Zambia is in desperate need of an ethics and moral commission, answerable preferably to the Constitution court which must be established under the new constitution.
As a country we must raise our ethical bar or face the deterioration and eventual collapse of our governance system, because the current oversight systems have been compromised and are not working.
There is no doubt that the Bank of Zambia, Drug Enforcement Commission, the Anti Corruption Commission and even our courts of law must be aware of the story Simataa Simataa has revealed and yet nothing has been done.
Those who bankrolled or supported the Patriotic Front into office have received favours and absolution from serious cases that are bound to haunt the system and individuals for many years to come.
It really boggles the mind that our law enforcement agencies have been sitting, arms akimbo, afraid to investigate and prosecute obvious crimes because those involved are connected and therefore powerful enough to intimidate and stop any investigation.
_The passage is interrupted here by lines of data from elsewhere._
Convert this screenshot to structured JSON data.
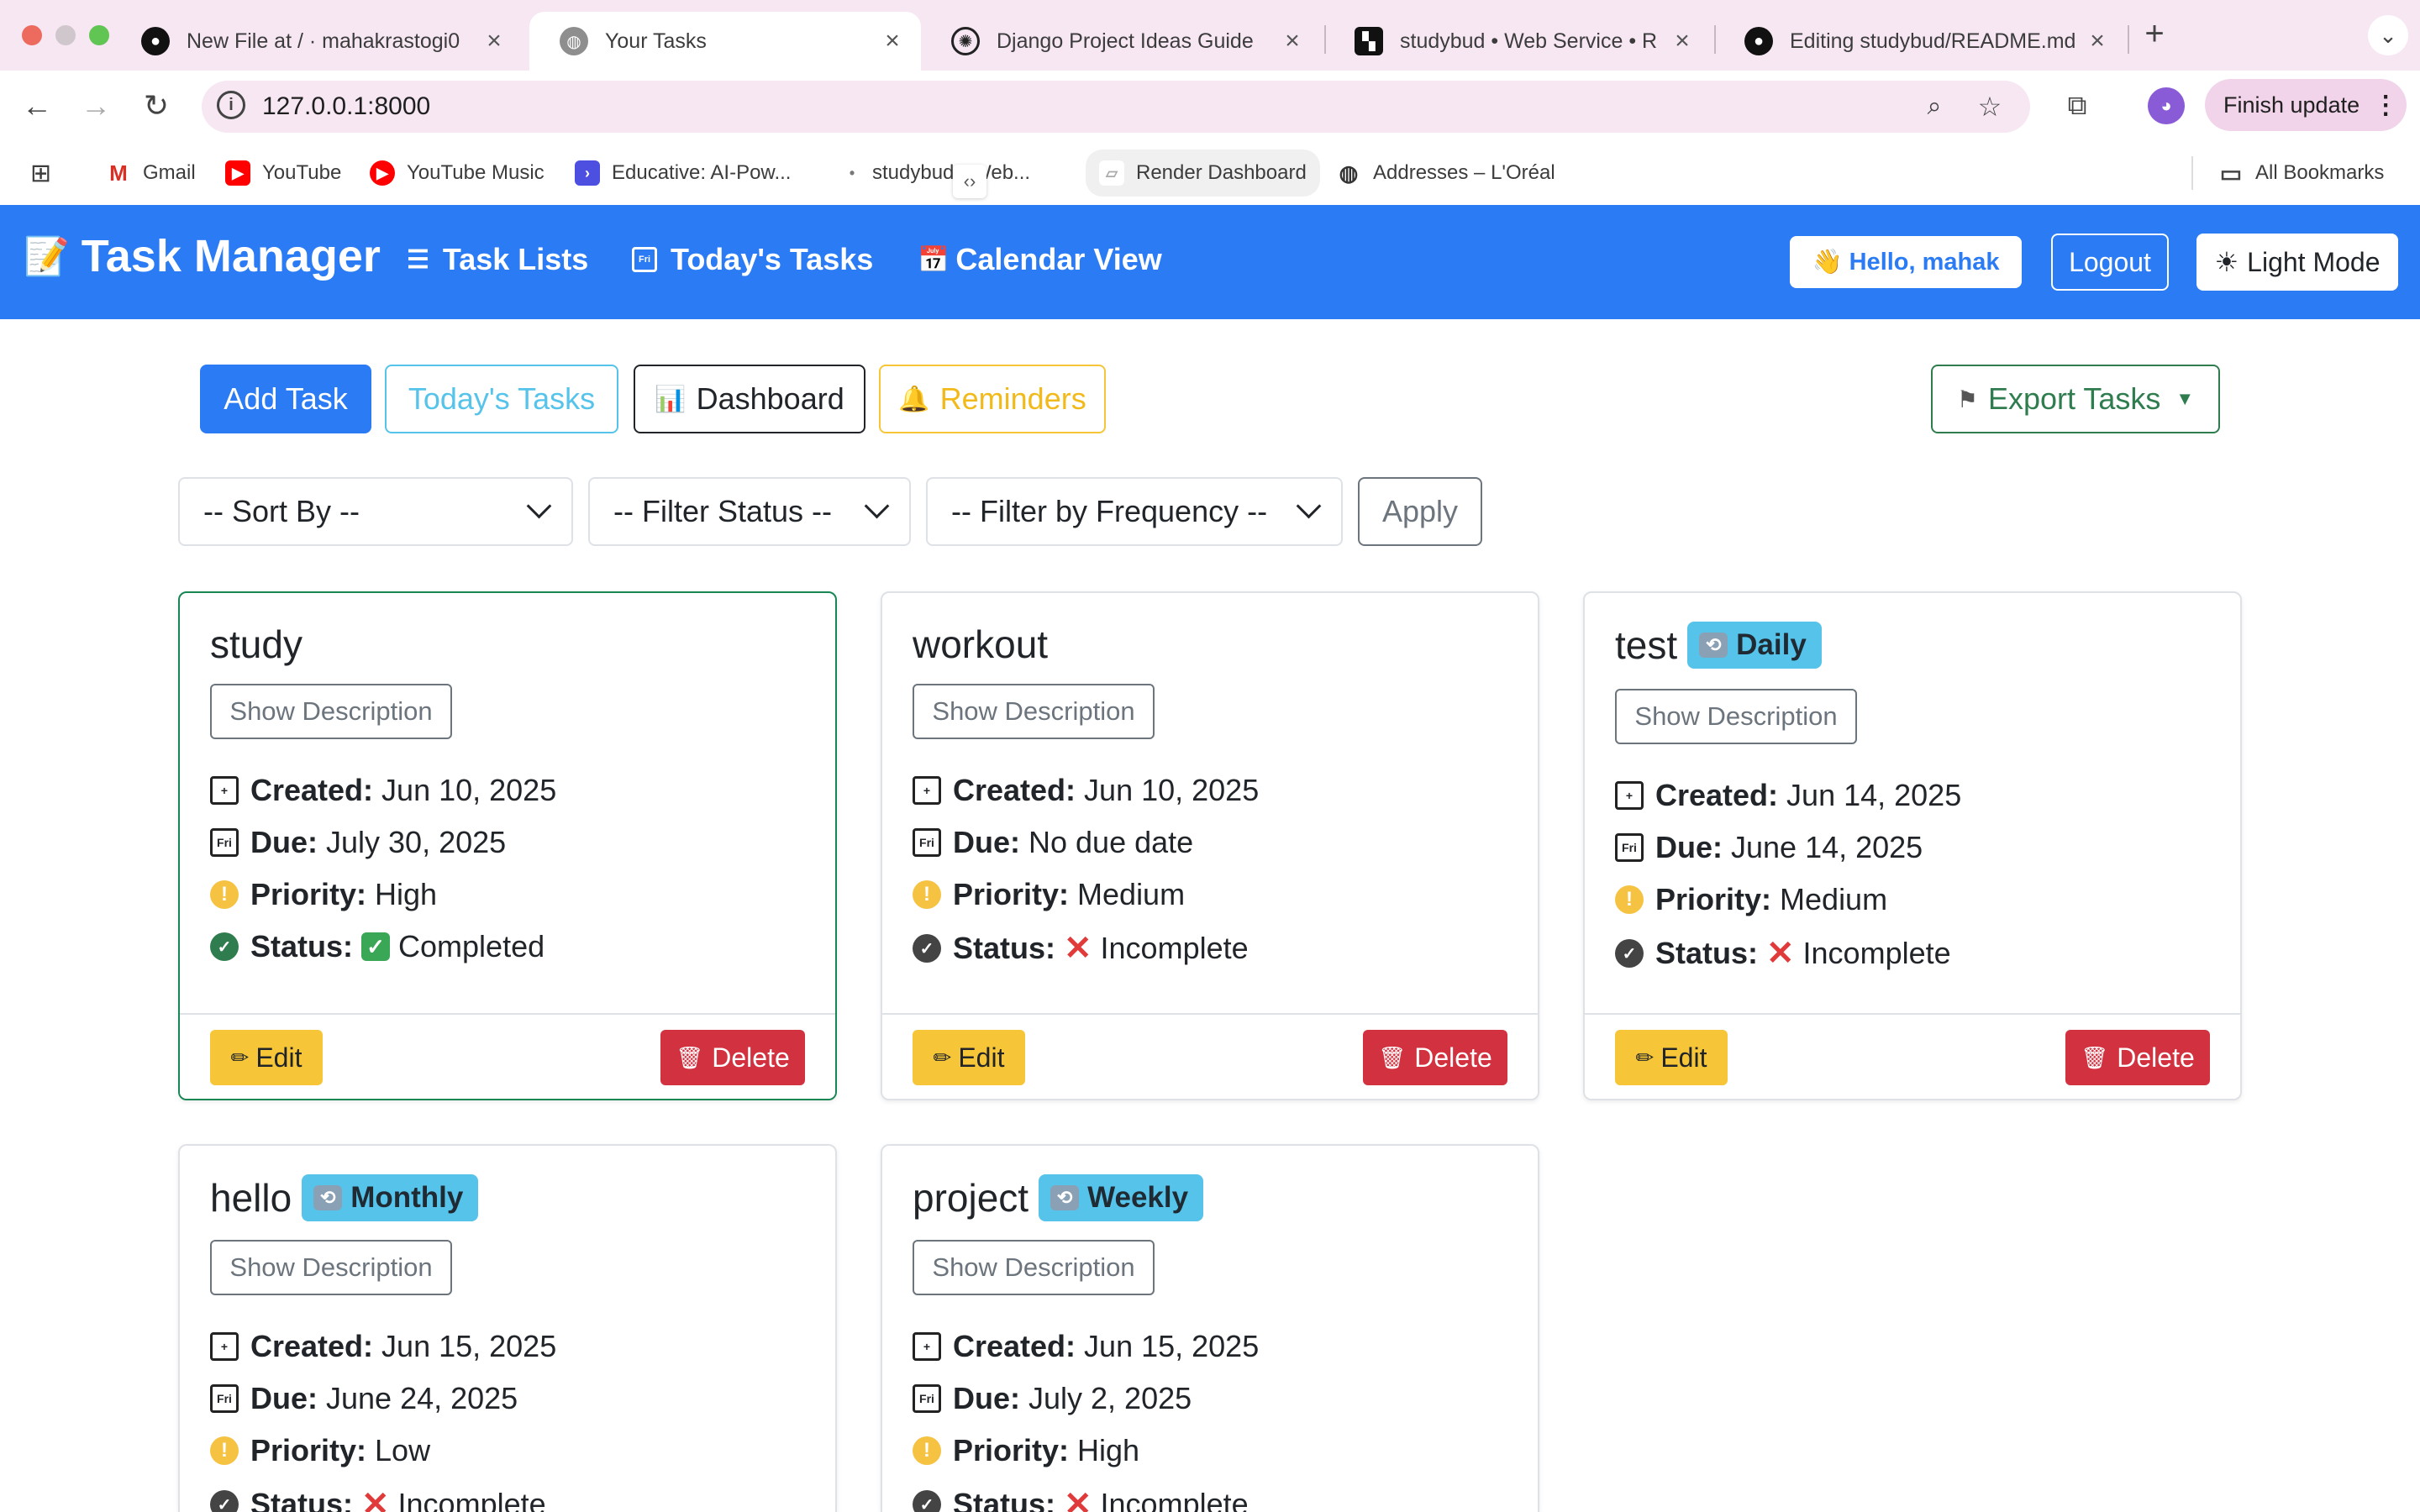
{
  "browser": {
    "tabs": [
      {
        "title": "New File at / · mahakrastogi0",
        "icon": "github-icon"
      },
      {
        "title": "Your Tasks",
        "icon": "globe-icon"
      },
      {
        "title": "Django Project Ideas Guide",
        "icon": "openai-icon"
      },
      {
        "title": "studybud • Web Service • R",
        "icon": "render-icon"
      },
      {
        "title": "Editing studybud/README.md",
        "icon": "github-icon"
      }
    ],
    "address": "127.0.0.1:8000",
    "finish_update": "Finish update",
    "bookmarks": [
      {
        "label": "Gmail"
      },
      {
        "label": "YouTube"
      },
      {
        "label": "YouTube Music"
      },
      {
        "label": "Educative: AI-Pow..."
      },
      {
        "label": "studybud • Web..."
      },
      {
        "label": "Render Dashboard"
      },
      {
        "label": "Addresses – L'Oréal"
      }
    ],
    "all_bookmarks": "All Bookmarks"
  },
  "navbar": {
    "brand": "Task Manager",
    "links": [
      "Task Lists",
      "Today's Tasks",
      "Calendar View"
    ],
    "hello": "👋 Hello, mahak",
    "logout": "Logout",
    "light_mode": "Light Mode",
    "color": "#2b7cf4"
  },
  "actions": {
    "add_task": "Add Task",
    "todays_tasks": "Today's Tasks",
    "dashboard": "Dashboard",
    "reminders": "Reminders",
    "export_tasks": "Export Tasks"
  },
  "filters": {
    "sort_by": "-- Sort By --",
    "filter_status": "-- Filter Status --",
    "filter_frequency": "-- Filter by Frequency --",
    "apply": "Apply"
  },
  "labels": {
    "show_description": "Show Description",
    "created": "Created:",
    "due": "Due:",
    "priority": "Priority:",
    "status": "Status:",
    "edit": "Edit",
    "delete": "Delete"
  },
  "tasks": [
    {
      "title": "study",
      "frequency": "",
      "created": "Jun 10, 2025",
      "due": "July 30, 2025",
      "priority": "High",
      "status": "Completed"
    },
    {
      "title": "workout",
      "frequency": "",
      "created": "Jun 10, 2025",
      "due": "No due date",
      "priority": "Medium",
      "status": "Incomplete"
    },
    {
      "title": "test",
      "frequency": "Daily",
      "created": "Jun 14, 2025",
      "due": "June 14, 2025",
      "priority": "Medium",
      "status": "Incomplete"
    },
    {
      "title": "hello",
      "frequency": "Monthly",
      "created": "Jun 15, 2025",
      "due": "June 24, 2025",
      "priority": "Low",
      "status": "Incomplete"
    },
    {
      "title": "project",
      "frequency": "Weekly",
      "created": "Jun 15, 2025",
      "due": "July 2, 2025",
      "priority": "High",
      "status": "Incomplete"
    }
  ]
}
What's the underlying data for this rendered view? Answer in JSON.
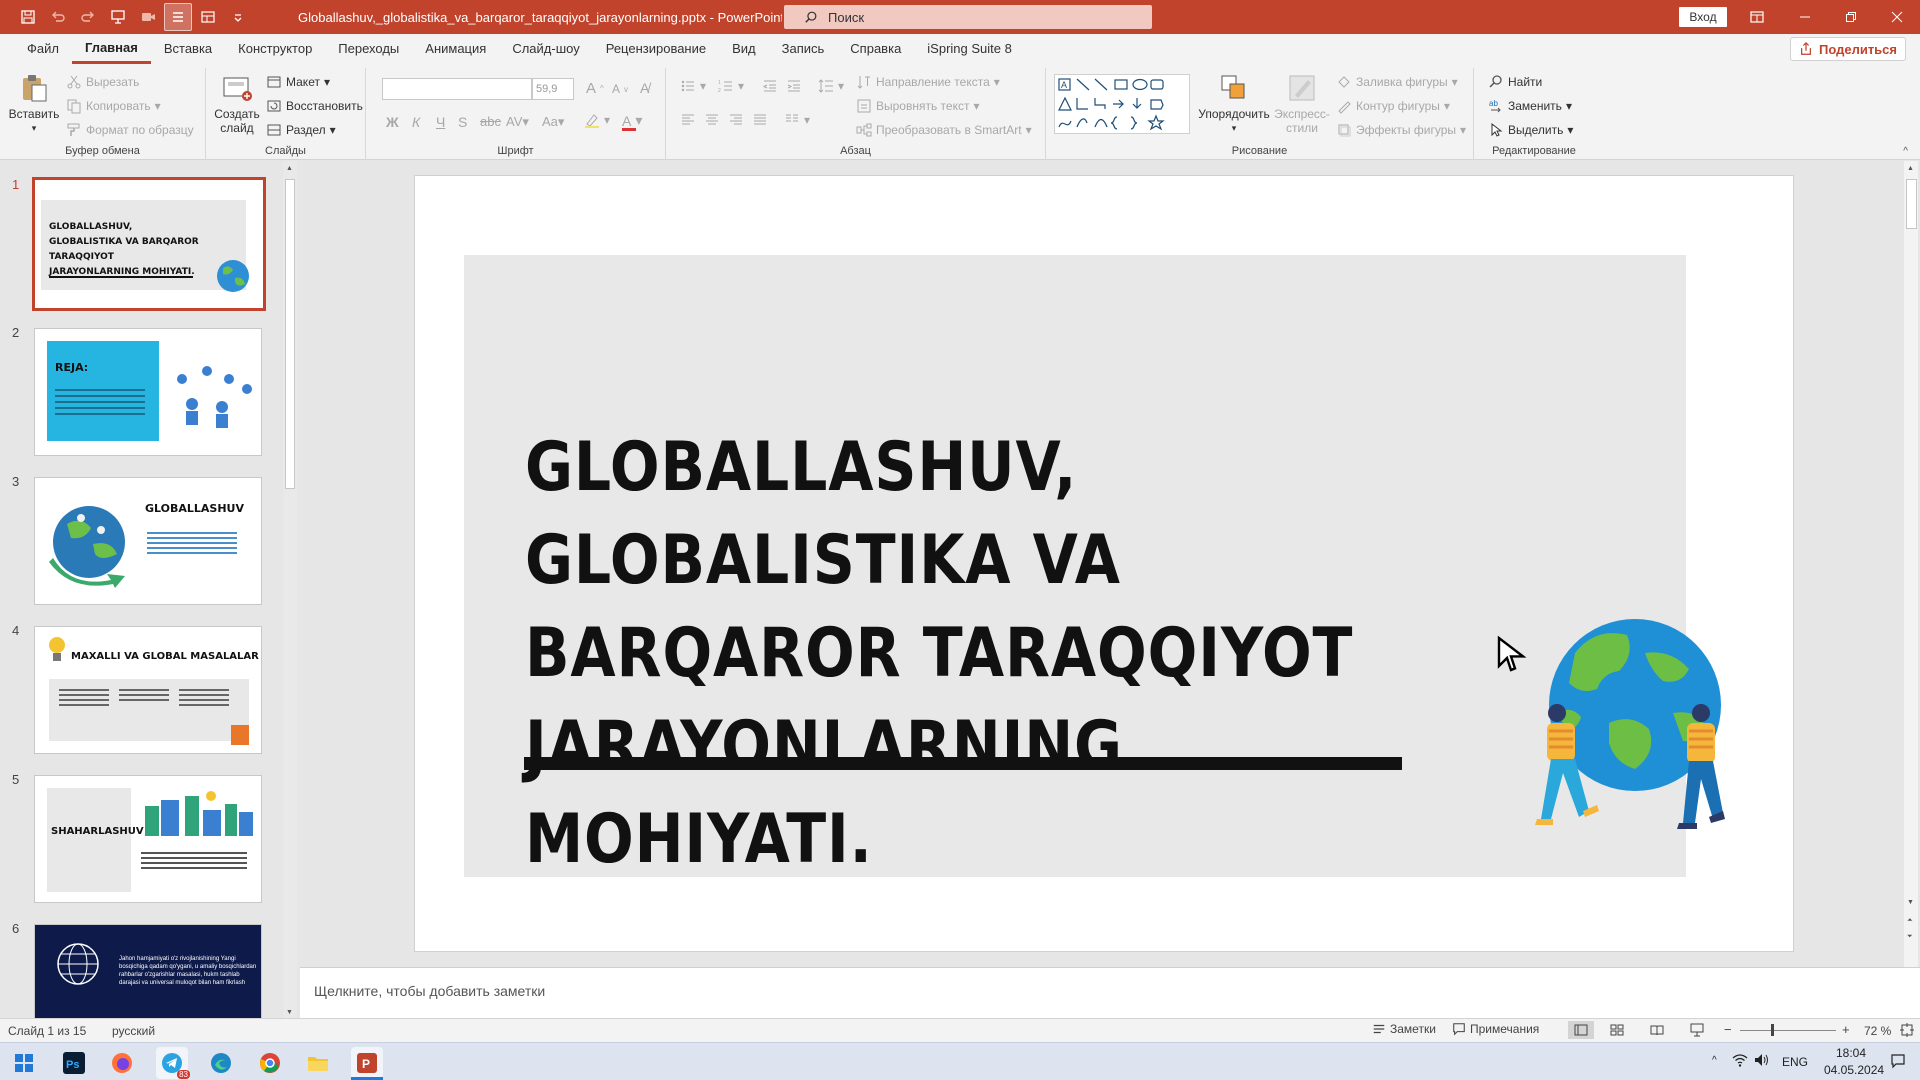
{
  "window": {
    "title": "Globallashuv,_globalistika_va_barqaror_taraqqiyot_jarayonlarning.pptx - PowerPoint",
    "search_placeholder": "Поиск",
    "signin": "Вход",
    "accent": "#c1432c"
  },
  "menu": {
    "items": [
      "Файл",
      "Главная",
      "Вставка",
      "Конструктор",
      "Переходы",
      "Анимация",
      "Слайд-шоу",
      "Рецензирование",
      "Вид",
      "Запись",
      "Справка",
      "iSpring Suite 8"
    ],
    "active": "Главная",
    "share": "Поделиться"
  },
  "ribbon": {
    "clipboard": {
      "label": "Буфер обмена",
      "paste": "Вставить",
      "cut": "Вырезать",
      "copy": "Копировать",
      "format": "Формат по образцу"
    },
    "slides": {
      "label": "Слайды",
      "new_slide_1": "Создать",
      "new_slide_2": "слайд",
      "layout": "Макет",
      "reset": "Восстановить",
      "section": "Раздел"
    },
    "font": {
      "label": "Шрифт",
      "size": "59,9"
    },
    "paragraph": {
      "label": "Абзац",
      "text_direction": "Направление текста",
      "align_text": "Выровнять текст",
      "smartart": "Преобразовать в SmartArt"
    },
    "drawing": {
      "label": "Рисование",
      "arrange": "Упорядочить",
      "quick_styles_1": "Экспресс-",
      "quick_styles_2": "стили",
      "fill": "Заливка фигуры",
      "outline": "Контур фигуры",
      "effects": "Эффекты фигуры"
    },
    "editing": {
      "label": "Редактирование",
      "find": "Найти",
      "replace": "Заменить",
      "select": "Выделить"
    }
  },
  "thumbnails": [
    {
      "num": "1",
      "title": "GLOBALLASHUV, GLOBALISTIKA VA BARQAROR TARAQQIYOT JARAYONLARNING MOHIYATI."
    },
    {
      "num": "2",
      "title": "REJA:"
    },
    {
      "num": "3",
      "title": "GLOBALLASHUV"
    },
    {
      "num": "4",
      "title": "MAXALLI VA GLOBAL MASALALAR"
    },
    {
      "num": "5",
      "title": "SHAHARLASHUV"
    },
    {
      "num": "6",
      "title": "Jahon hamjamiyati o'z rivojlanishining Yangi bosqichiga qadam qo'ygani, u amaliy bosqichlardan rahbarlar o'zgarishlar masalasi, hukm tashlab darajasi va universal muloqot bilan ham fikrlash"
    }
  ],
  "slide": {
    "title": "GLOBALLASHUV, GLOBALISTIKA VA\nBARQAROR TARAQQIYOT\nJARAYONLARNING MOHIYATI."
  },
  "notes_placeholder": "Щелкните, чтобы добавить заметки",
  "status": {
    "slide_counter": "Слайд 1 из 15",
    "language": "русский",
    "notes": "Заметки",
    "comments": "Примечания",
    "zoom": "72 %"
  },
  "taskbar": {
    "telegram_badge": "83",
    "lang": "ENG",
    "time": "18:04",
    "date": "04.05.2024"
  }
}
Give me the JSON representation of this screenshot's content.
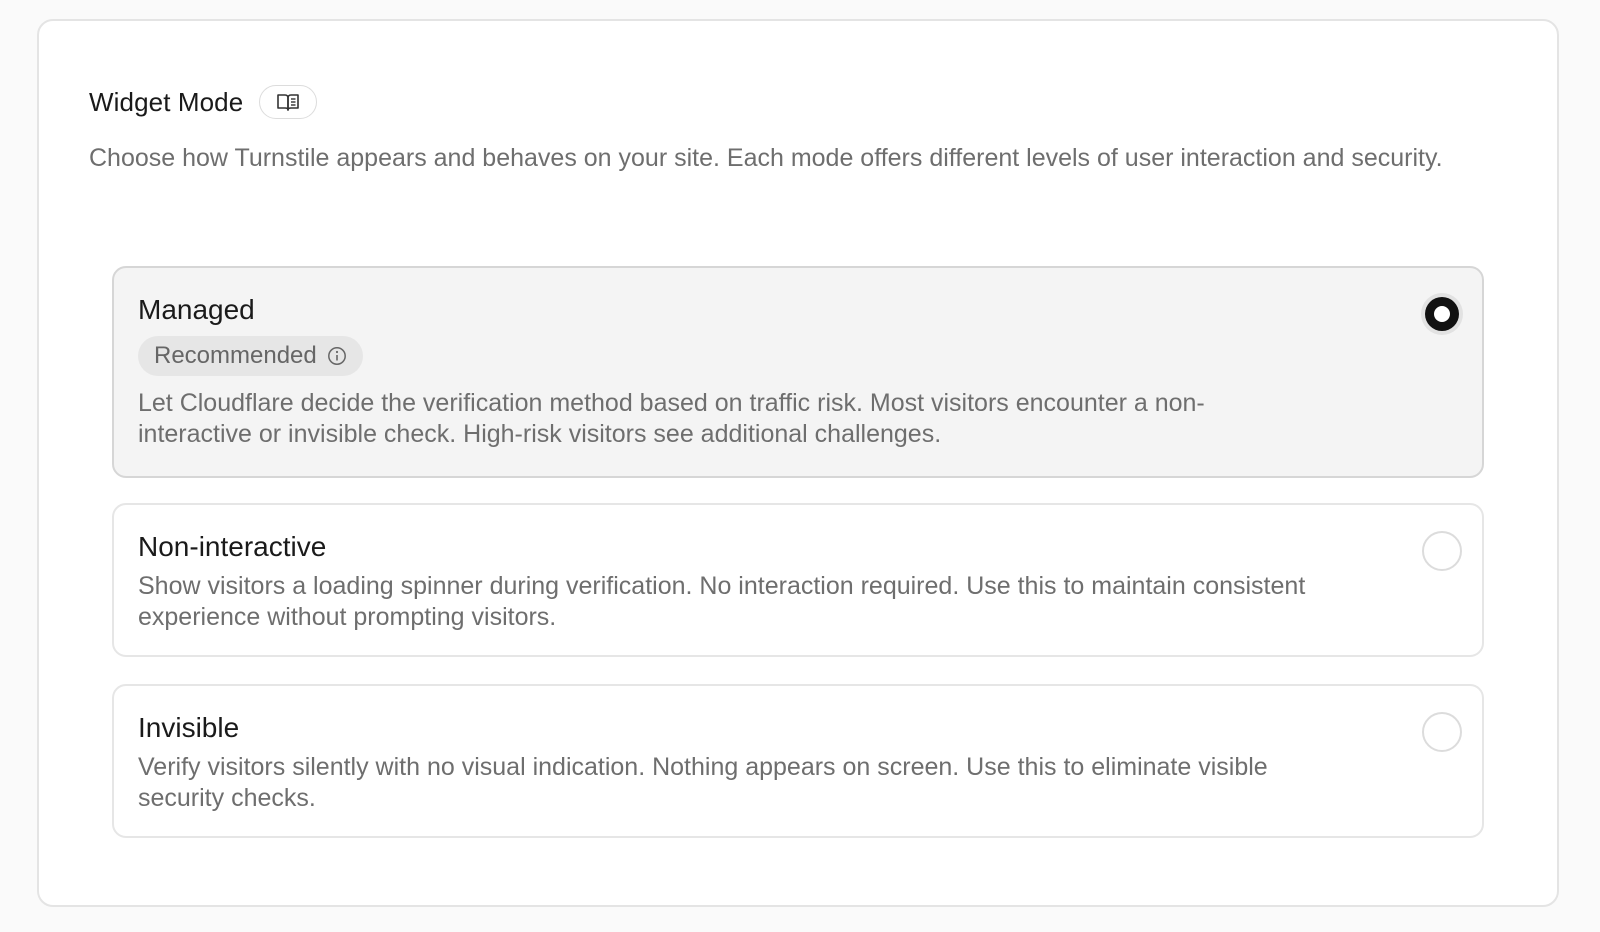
{
  "widget_mode": {
    "title": "Widget Mode",
    "doc_button_icon": "book-icon",
    "description": "Choose how Turnstile appears and behaves on your site. Each mode offers different levels of user interaction and security."
  },
  "options": [
    {
      "title": "Managed",
      "badge": "Recommended",
      "description": "Let Cloudflare decide the verification method based on traffic risk. Most visitors encounter a non-interactive or invisible check. High-risk visitors see additional challenges.",
      "selected": true
    },
    {
      "title": "Non-interactive",
      "description": "Show visitors a loading spinner during verification. No interaction required. Use this to maintain consistent experience without prompting visitors.",
      "selected": false
    },
    {
      "title": "Invisible",
      "description": "Verify visitors silently with no visual indication. Nothing appears on screen. Use this to eliminate visible security checks.",
      "selected": false
    }
  ],
  "colors": {
    "selected_radio": "#111111",
    "selected_background": "#f4f4f4",
    "muted_text": "#6e6e6e"
  }
}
Even our National Assembly has lowered its ethical bar to allow individuals with doubtful character to slip through into sensitive government positions.
It is unconscionable, indefensible and a clear mockery of morality that the issue of integrity as the cornerstone of good governance has been subordinated to the narrow dictates of pecuniary advantage.
We have people among us serving in Government and some preaching from the warped pedestal of moral high ground, who are in reality shameless, heartless and totally evil individuals whose hands are dripping with the blood of victims they have sent to early graves.
Instead of diminishing in stature they have managed to gain control of nearly all arms of governance and are now dictating their decadent values on Zambian society.
Not even our truly moribund Ant Corruption Commission has made any attempt to get to the base of the rot in society where ill gotten fortunes are made, characters assassinated and brazen thefts under the cover of premeditated technicalities are the order of the day.
For the first time in the history of this country, political affiliation has become the determining factor in the prosecution of cases and their likely outcome in our courts of law.
It has become extremely frightening that individuals can lose lives and no arrests or prosecution will follow although those responsible can be identified. We have the case of the Kampasa two and indeed the case of the PF cadre Samuel who were murdered in cold blood. Their cases have gone cold.
What we fear and dread most is for our judicial system to be compromised to the detriment of national peace and security. There is nothing worse than a compromised judiciary which is a recipe to most failed states in Africa.